The Paris-Roubaix and Ghent-Wevelgem are, like other classics including  Milan-San Remo,  considered Tour-level (elite) races.  For decades, they were dominated by riders from  northern and western European countries like Belgium, France and Italy.  Since the fall of the Soviet Union, riders from former Bloc countries have made their mark, as they have in the Grand Tours (Tour de France, Giro d'Italia, Vuelta a Espana).  So have cyclists from the Americas, mainly the US, Canada, Mexico and Colombia.

For a long time, observers believed that the first non-European or American riders to establish a presence in the European racing circuit would come from Japan, which has long had a strong tradition of cycling.  Also, China looked ready to become a cycling powerhouse because they have done so in other sports and it, like Japan, has a long tradition of cycling.

Perhaps they, or some other Asian country, will infiltrate the ranks of Tour-level riders.  But, perhaps not surprisingly, the latest cyclist to interrupt the European hegemony has come from a place that, however quietly, has been turning out other world-class athletes.
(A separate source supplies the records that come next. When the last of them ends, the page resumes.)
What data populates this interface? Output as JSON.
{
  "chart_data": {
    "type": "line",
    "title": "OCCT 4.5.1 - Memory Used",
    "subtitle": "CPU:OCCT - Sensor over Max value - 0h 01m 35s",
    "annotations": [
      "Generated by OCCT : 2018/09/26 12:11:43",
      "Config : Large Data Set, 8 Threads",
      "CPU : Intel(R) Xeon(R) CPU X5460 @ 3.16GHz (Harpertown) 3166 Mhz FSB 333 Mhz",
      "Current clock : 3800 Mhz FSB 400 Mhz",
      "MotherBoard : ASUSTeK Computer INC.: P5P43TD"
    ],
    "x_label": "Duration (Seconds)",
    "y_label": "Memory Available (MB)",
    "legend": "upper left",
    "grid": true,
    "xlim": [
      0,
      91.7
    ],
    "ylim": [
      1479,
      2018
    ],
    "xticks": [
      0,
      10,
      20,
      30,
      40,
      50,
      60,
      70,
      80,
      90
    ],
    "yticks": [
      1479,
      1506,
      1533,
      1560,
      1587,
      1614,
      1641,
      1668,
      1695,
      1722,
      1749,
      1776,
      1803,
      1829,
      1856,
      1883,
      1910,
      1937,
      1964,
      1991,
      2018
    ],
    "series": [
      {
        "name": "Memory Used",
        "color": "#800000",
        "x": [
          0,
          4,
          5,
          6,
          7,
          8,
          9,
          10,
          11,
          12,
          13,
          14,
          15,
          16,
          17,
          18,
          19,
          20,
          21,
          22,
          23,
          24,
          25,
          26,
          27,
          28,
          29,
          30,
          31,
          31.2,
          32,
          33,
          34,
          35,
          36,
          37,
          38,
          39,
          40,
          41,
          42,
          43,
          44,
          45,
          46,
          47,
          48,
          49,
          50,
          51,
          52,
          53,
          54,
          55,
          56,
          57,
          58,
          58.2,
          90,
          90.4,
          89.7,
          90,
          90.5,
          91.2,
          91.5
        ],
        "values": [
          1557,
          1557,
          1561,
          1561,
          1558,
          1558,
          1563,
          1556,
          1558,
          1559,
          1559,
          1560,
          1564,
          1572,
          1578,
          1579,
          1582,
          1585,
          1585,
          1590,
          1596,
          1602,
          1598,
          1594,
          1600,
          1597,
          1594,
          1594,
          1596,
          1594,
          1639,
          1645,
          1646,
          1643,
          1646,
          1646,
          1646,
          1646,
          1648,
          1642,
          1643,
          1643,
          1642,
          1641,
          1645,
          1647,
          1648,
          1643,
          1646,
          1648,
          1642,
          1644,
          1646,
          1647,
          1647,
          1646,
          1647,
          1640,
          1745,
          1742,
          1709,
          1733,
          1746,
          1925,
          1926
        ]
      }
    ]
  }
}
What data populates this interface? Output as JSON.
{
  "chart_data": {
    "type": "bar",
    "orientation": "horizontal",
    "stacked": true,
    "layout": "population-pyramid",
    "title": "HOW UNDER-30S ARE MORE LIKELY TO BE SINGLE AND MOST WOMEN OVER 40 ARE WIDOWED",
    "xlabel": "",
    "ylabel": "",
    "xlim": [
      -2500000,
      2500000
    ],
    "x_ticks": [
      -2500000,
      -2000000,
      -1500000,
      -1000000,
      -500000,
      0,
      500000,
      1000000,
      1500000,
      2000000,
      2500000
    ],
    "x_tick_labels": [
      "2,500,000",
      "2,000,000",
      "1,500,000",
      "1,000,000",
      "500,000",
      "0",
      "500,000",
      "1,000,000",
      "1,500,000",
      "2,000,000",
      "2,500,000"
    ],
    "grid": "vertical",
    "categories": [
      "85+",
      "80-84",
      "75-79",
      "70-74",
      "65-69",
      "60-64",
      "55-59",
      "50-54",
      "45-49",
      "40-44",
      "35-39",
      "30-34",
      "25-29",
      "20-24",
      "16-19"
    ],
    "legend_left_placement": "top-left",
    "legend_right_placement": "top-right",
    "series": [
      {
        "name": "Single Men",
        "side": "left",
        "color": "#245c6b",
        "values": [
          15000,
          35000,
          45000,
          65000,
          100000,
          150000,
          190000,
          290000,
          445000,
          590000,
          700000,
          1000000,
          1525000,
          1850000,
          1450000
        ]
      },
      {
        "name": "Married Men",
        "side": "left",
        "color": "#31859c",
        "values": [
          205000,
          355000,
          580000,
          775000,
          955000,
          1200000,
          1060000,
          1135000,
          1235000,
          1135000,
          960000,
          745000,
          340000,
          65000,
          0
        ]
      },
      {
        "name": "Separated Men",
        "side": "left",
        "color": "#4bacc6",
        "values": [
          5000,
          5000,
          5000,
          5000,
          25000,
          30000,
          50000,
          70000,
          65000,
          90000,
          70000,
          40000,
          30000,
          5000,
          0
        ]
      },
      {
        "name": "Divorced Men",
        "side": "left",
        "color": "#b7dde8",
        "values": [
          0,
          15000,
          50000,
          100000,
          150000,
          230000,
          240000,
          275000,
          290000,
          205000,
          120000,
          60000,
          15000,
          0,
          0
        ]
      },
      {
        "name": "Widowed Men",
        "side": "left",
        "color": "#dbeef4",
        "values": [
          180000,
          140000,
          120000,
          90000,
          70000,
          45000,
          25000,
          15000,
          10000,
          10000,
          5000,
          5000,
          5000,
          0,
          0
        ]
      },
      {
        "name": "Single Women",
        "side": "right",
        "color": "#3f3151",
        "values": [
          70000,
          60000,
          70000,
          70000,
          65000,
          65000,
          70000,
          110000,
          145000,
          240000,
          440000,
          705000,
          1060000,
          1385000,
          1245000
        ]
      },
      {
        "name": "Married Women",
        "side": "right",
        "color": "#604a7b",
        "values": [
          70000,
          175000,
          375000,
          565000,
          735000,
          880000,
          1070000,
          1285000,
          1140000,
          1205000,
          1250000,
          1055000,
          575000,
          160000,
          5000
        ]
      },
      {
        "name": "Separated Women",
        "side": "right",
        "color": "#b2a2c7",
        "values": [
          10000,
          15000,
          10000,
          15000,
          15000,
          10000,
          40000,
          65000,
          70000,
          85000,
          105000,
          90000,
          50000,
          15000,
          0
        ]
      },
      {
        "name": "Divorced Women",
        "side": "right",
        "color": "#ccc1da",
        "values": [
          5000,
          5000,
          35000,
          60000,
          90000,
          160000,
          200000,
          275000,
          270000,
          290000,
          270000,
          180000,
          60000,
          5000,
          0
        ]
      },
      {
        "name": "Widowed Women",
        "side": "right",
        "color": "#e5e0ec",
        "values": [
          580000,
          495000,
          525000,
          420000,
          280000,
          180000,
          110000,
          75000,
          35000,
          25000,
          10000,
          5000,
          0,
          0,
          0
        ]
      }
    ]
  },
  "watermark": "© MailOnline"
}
Yesterday, Biniam Girmay defeated favorites Christophe Laporte of France and Belgian Dries van Gestel in the latest edition of Ghent-Wevelgem.  The 21-year-old hails from Eritrea, an East African country across the Red Sea from Yemen.  He rode with a mastery and discipline that belied his youth:  Although he mastered the cobblestones, he left enough in the tank for a perfect sprint finish.


Biniam Girmay (l) celebrates his victory.  Photo by Kurt Desplenter, for Agence France- Presse.


Perhaps this is a sign that the World Championship will one day live up to its name--in cycling as well as other sports.